Another non-heart-related cause of chest pain is bronchitis. Your bronchi are the tubes that carry air back and forth from your lungs. While many cases of the disease are acute, meaning they clear up, the condition can become chronic, which sometimes occurs in long-term smokers.
Anything that causes wheezing or shortness of breath lasting more than three weeks deserves the attention of a doctor. However, those with chronic bronchitis from smoking do face increased heart disease risks and should seek medical attention to rule out heart trouble.
Like any other area of your body, you can bruise your ribs. When this occurs, you’ll probably notice the blotch.

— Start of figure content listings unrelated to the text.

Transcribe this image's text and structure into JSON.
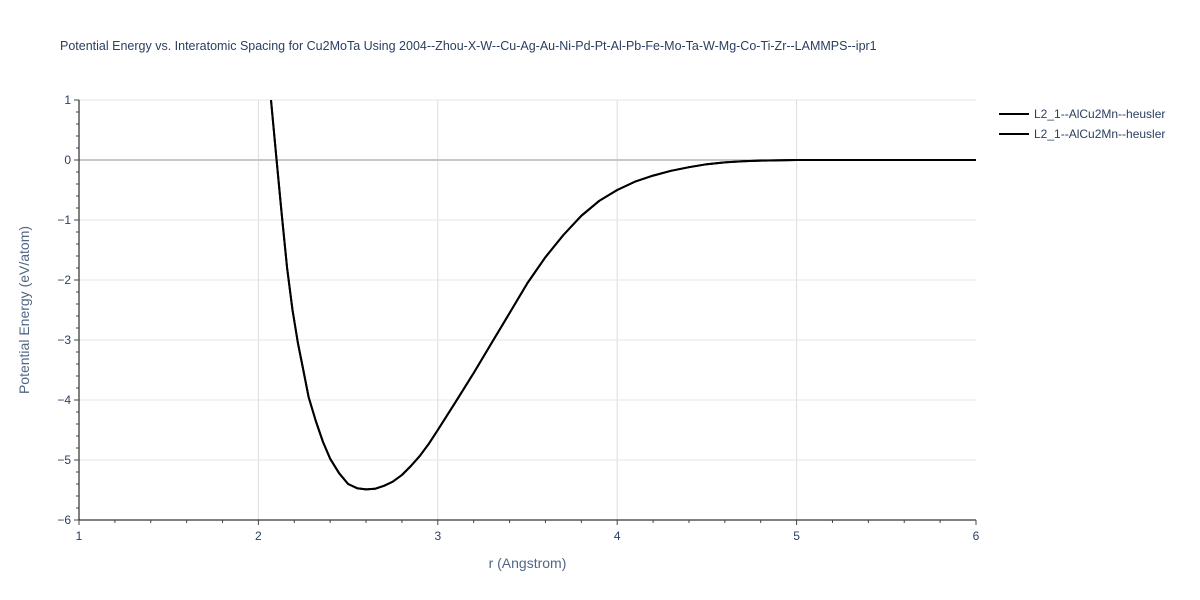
{
  "chart_data": {
    "type": "line",
    "title": "Potential Energy vs. Interatomic Spacing for Cu2MoTa Using 2004--Zhou-X-W--Cu-Ag-Au-Ni-Pd-Pt-Al-Pb-Fe-Mo-Ta-W-Mg-Co-Ti-Zr--LAMMPS--ipr1",
    "xlabel": "r (Angstrom)",
    "ylabel": "Potential Energy (eV/atom)",
    "xlim": [
      1,
      6
    ],
    "ylim": [
      -6,
      1
    ],
    "x_ticks": [
      "1",
      "2",
      "3",
      "4",
      "5",
      "6"
    ],
    "y_ticks": [
      "1",
      "0",
      "−1",
      "−2",
      "−3",
      "−4",
      "−5",
      "−6"
    ],
    "grid": true,
    "legend_position": "top-right",
    "series": [
      {
        "name": "L2_1--AlCu2Mn--heusler",
        "color": "#000000",
        "x": [
          2.07,
          2.1,
          2.13,
          2.16,
          2.19,
          2.22,
          2.25,
          2.28,
          2.32,
          2.36,
          2.4,
          2.45,
          2.5,
          2.55,
          2.6,
          2.65,
          2.7,
          2.75,
          2.8,
          2.85,
          2.9,
          2.95,
          3.0,
          3.1,
          3.2,
          3.3,
          3.4,
          3.5,
          3.6,
          3.7,
          3.8,
          3.9,
          4.0,
          4.1,
          4.2,
          4.3,
          4.4,
          4.5,
          4.6,
          4.7,
          4.8,
          5.0,
          5.2,
          5.5,
          6.0
        ],
        "y": [
          1.0,
          0.05,
          -0.9,
          -1.8,
          -2.5,
          -3.05,
          -3.5,
          -3.95,
          -4.35,
          -4.7,
          -4.98,
          -5.22,
          -5.4,
          -5.47,
          -5.49,
          -5.48,
          -5.43,
          -5.36,
          -5.25,
          -5.1,
          -4.93,
          -4.73,
          -4.5,
          -4.03,
          -3.55,
          -3.05,
          -2.55,
          -2.05,
          -1.62,
          -1.25,
          -0.93,
          -0.68,
          -0.5,
          -0.36,
          -0.26,
          -0.18,
          -0.12,
          -0.07,
          -0.04,
          -0.02,
          -0.01,
          0.0,
          0.0,
          0.0,
          0.0
        ]
      },
      {
        "name": "L2_1--AlCu2Mn--heusler",
        "color": "#000000",
        "x": [
          2.07,
          2.1,
          2.13,
          2.16,
          2.19,
          2.22,
          2.25,
          2.28,
          2.32,
          2.36,
          2.4,
          2.45,
          2.5,
          2.55,
          2.6,
          2.65,
          2.7,
          2.75,
          2.8,
          2.85,
          2.9,
          2.95,
          3.0,
          3.1,
          3.2,
          3.3,
          3.4,
          3.5,
          3.6,
          3.7,
          3.8,
          3.9,
          4.0,
          4.1,
          4.2,
          4.3,
          4.4,
          4.5,
          4.6,
          4.7,
          4.8,
          5.0,
          5.2,
          5.5,
          6.0
        ],
        "y": [
          1.0,
          0.05,
          -0.9,
          -1.8,
          -2.5,
          -3.05,
          -3.5,
          -3.95,
          -4.35,
          -4.7,
          -4.98,
          -5.22,
          -5.4,
          -5.47,
          -5.49,
          -5.48,
          -5.43,
          -5.36,
          -5.25,
          -5.1,
          -4.93,
          -4.73,
          -4.5,
          -4.03,
          -3.55,
          -3.05,
          -2.55,
          -2.05,
          -1.62,
          -1.25,
          -0.93,
          -0.68,
          -0.5,
          -0.36,
          -0.26,
          -0.18,
          -0.12,
          -0.07,
          -0.04,
          -0.02,
          -0.01,
          0.0,
          0.0,
          0.0,
          0.0
        ]
      }
    ]
  }
}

However, you could have a small crack in one of these bones that only causes pain when you move a certain way.
Fortunately, doctors can detect broken ribs with an X-ray. Unfortunately, though, there isn’t much they can do to treat them other than keep you immobile. Since you have to breathe, expect the smallest cough or sneeze to bring agony until you heal.
Likewise, you could suffer injury to your muscles or the connective tissue holding your ribs in place. Your first seven ribs connect to your sternum through your costal cartilage, and if this becomes torn, it can feel like your chest ripping in two.
Your chest pain might originate from going too hard on the bench press machine at the gym. If you suspect a muscular injury, give yourself time to heal. Make sure you build adequate rest time into your workout schedule if you perform vigorous activities.
Shingles arise from the same virus that causes chickenpox. However, unlike the milder childhood form of the disorder, this disease causes a patch of raised dots often on the side of your trunk. It is not contagious to those who have already had chickenpox, although it might cause the uninitiated to get the milder form.
Fortunately, you can now get a shingles vaccine. While there isn’t a single shot against chickenpox, the combination MMRV vaccine now prevents it.
Anyone who has ever experienced a panic attack knows the real physical misery these events cause. One of the problems with these episodes is differentiating between psychological terror and the physiological impact. Please seek medical attention if you are unsure — otherwise, the uncertainty could make the condition worse.
While you can’t prevent all panic attacks, stress management techniques can help. Adopt practices such as yoga and meditation to ease tension. Stay away from unhealthy substances like alcohol that promise temporary relief, but at a steep price.
Any unexplained causes of chest pain merit a run to the ER to rule out potential heart trouble. However, know your risk — if you have any of the above conditions, your ache might not have anything to do with your ticker.